Korea National Oil Corp., today made a hostile 1.87 billion-pound ($2.9 billion) cash bid for U.K. oil explorer Dana Petroleum Plc after its takeover offer was rejected. First Niagara Financial Group Inc., a Buffalo, New York-based bank, said yesterday it agreed to buy Connecticut’s NewAlliance Bancshares Inc. for about $1.5 billion in cash and stock.

All Cash

Cash takeovers are playing a bigger role in the merger market this year. Some 68 percent of transactions by dollar value involve cash or cash and debt this year, compared with 62 percent last year, according to data compiled by Bloomberg.

The 10 lowest-yielding U.S. corporate bond deals ever were sold in the past 14 months, according to Deutsche Bank AG. International Business Machines Corp. issued $1.5 billion of three-year notes on Aug. 2 with a record-low 1 percent coupon, while Johnson & Johnson sold $1.1 billion of 10-year and 30-year bonds last week, also at record-low rates for securities with those maturities.

Credit Suisse Group AG agreed to provide the biggest high-risk, high-yield debt package to finance an acquisition this year. Reynolds Group Holdings Ltd., owned by New Zealand’s richest man, Graeme Hart, may use $5 billion in leveraged loans and junk bonds to buy Pactiv Corp., the maker of Hefty trash bags.

Taking Advantage

Nestle SA, Europe’s largest company by market value, stands to receive $28.1 billion from Novartis AG for its majority stake in Alcon Inc. Nestle, based in Vevey, Switzerland, agreed this month to buy Vitaflo, a U.K. maker of nutrition products for people with metabolic disorders, as well as a majority stake in Guatemalan food and powdered-beverage maker Malher.

Caterpillar Inc. had $3.6 billion in cash at the end of June, and shareholders expect the Peoria, Illinois-based company to put the money to work, Chief Executive Officer Doug Oberhelman said yesterday. Internal growth will be a priority, and Caterpillar is interested in acquisitions, too, he said.

“There are lots of opportunities in and around our businesses, around the world,” Oberhelman said in a meeting with analysts at the New York Stock Exchange. “We intend to use the strength of our balance sheet in a big way to take advantage of that, while we can, at this early stage of the recovery from recession where valuations and prices are right.”

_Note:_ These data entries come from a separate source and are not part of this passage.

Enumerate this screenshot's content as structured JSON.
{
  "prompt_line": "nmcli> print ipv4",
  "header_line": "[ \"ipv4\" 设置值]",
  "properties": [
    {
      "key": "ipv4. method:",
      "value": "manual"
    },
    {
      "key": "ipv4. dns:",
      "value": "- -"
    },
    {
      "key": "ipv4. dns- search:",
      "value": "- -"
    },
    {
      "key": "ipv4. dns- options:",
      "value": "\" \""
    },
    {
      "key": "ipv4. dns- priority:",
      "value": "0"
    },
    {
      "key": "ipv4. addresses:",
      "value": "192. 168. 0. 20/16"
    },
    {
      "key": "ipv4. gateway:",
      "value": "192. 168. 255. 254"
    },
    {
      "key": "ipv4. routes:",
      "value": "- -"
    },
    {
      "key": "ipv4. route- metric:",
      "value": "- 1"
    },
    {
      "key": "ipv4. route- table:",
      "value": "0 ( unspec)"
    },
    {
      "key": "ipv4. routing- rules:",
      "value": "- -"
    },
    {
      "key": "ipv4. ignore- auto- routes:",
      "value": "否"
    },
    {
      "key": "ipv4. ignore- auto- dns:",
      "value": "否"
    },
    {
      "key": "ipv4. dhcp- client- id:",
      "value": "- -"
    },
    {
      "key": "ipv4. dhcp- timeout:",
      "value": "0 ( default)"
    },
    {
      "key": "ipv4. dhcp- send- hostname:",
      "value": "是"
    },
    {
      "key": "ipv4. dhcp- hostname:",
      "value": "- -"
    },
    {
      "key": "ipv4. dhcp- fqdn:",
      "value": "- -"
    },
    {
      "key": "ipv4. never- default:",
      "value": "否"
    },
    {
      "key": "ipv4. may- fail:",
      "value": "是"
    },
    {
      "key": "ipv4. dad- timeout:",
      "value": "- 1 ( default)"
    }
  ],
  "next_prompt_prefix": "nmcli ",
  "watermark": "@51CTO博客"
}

While companies are beginning to acquire, deal volume is still below the boom years of 2006 and 2007, when $3.51 trillion and $4.02 trillion of deals were announced, respectively, according to data compiled by Bloomberg. Those levels may not be reached anytime soon.

“While the pipeline is absolutely bursting, getting from inception to completion is still a tricky process,” Jones Day’s Profusek said. “There is still a sense of risk aversion.”